LABOUR Party councillor Joe Leddin has called for clothes bins at bring banks in Limerick City, which he deemed “an unmitigated disaster”, to be removed.
Speaking at a Climate Action Strategic Policy Committee (SPC) meeting this past week, Cllr Leddin highlighted the issues as he sees them. According to the SPC’s chairperson, up to 70 bags of clothes were “strewn all over the place” at a bring bank on the Dock Road the previous weekend, despite CCTV cameras being in place.
“It’s happening every weekend, particularly with the clothes, more so than the bottles. It’s gone to the stage now where I’m getting phone calls about this bring bank and I’m nearly going to suggest we get rid of the clothes from down there, and get rid of the whole thing if it can’t be managed,” Cllr Leddin insisted.
Fine Gael councillor Sarah Kiely told Council members that she had passed the Dock Road bring bank on her way to the meeting and it was “still in an awful state”.
She said she logged a complaint on the site herself in recent weeks, and took the view that all councillors should be onboard with how to address waste management.

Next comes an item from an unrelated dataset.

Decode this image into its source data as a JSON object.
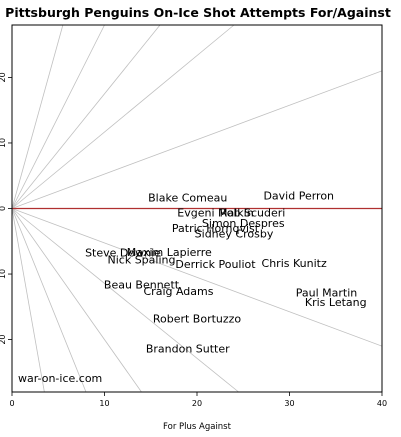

“The issue is always the clothes banks and I know from Roxboro as well that there’s specific issues around clothes. I think the only way we are going to remedy this is to stop having clothes banks because they are not the same operators as the glass operators, so it’s different days for collection,” she commented.
Clean-up operations, Cllr Kiely maintained, leave a lot to be desired also at bring bank sites. Most of the time, she suggested, it’s only “a cat’s lick and a promise” when it comes to cleansing.
“They’re really not addressed satisfactorily at all. It’s causing rodents in certain areas and clothes banks are being raided by certain individuals to see if there’s anything of value in them.
“I have even heard anecdotally that children are sent into clothes banks, posing its own health and safety concerns, to pull out bags,” she added.
Independent councillor Elena Secas urged that clothes banks should not be removed without community consultation. She said that in her area of City East, there have been calls for more bring banks, and suggested moving the banks rather than removing them completely.
Social Democrats councillor Shane Hickey-O’Mara suggested that cameras should be used to enforce bye-laws and catch the culprits engaged in illegal dumping.
The Council’s head of Environment and Climate Action, Aidan Finn, pointed out that Tipperary County Council recently removed all their clothes banks. Limerick Council, he explained, are now looking into the “genesis” of that decision by their county neighbours.
CCCTV cameras, councillors were informed, are working very well at the Dock Road, Park Road, and Milford bring banks. Since Christmas, Limerick Council is in the process of issuing 80 fines to illegal dumpers.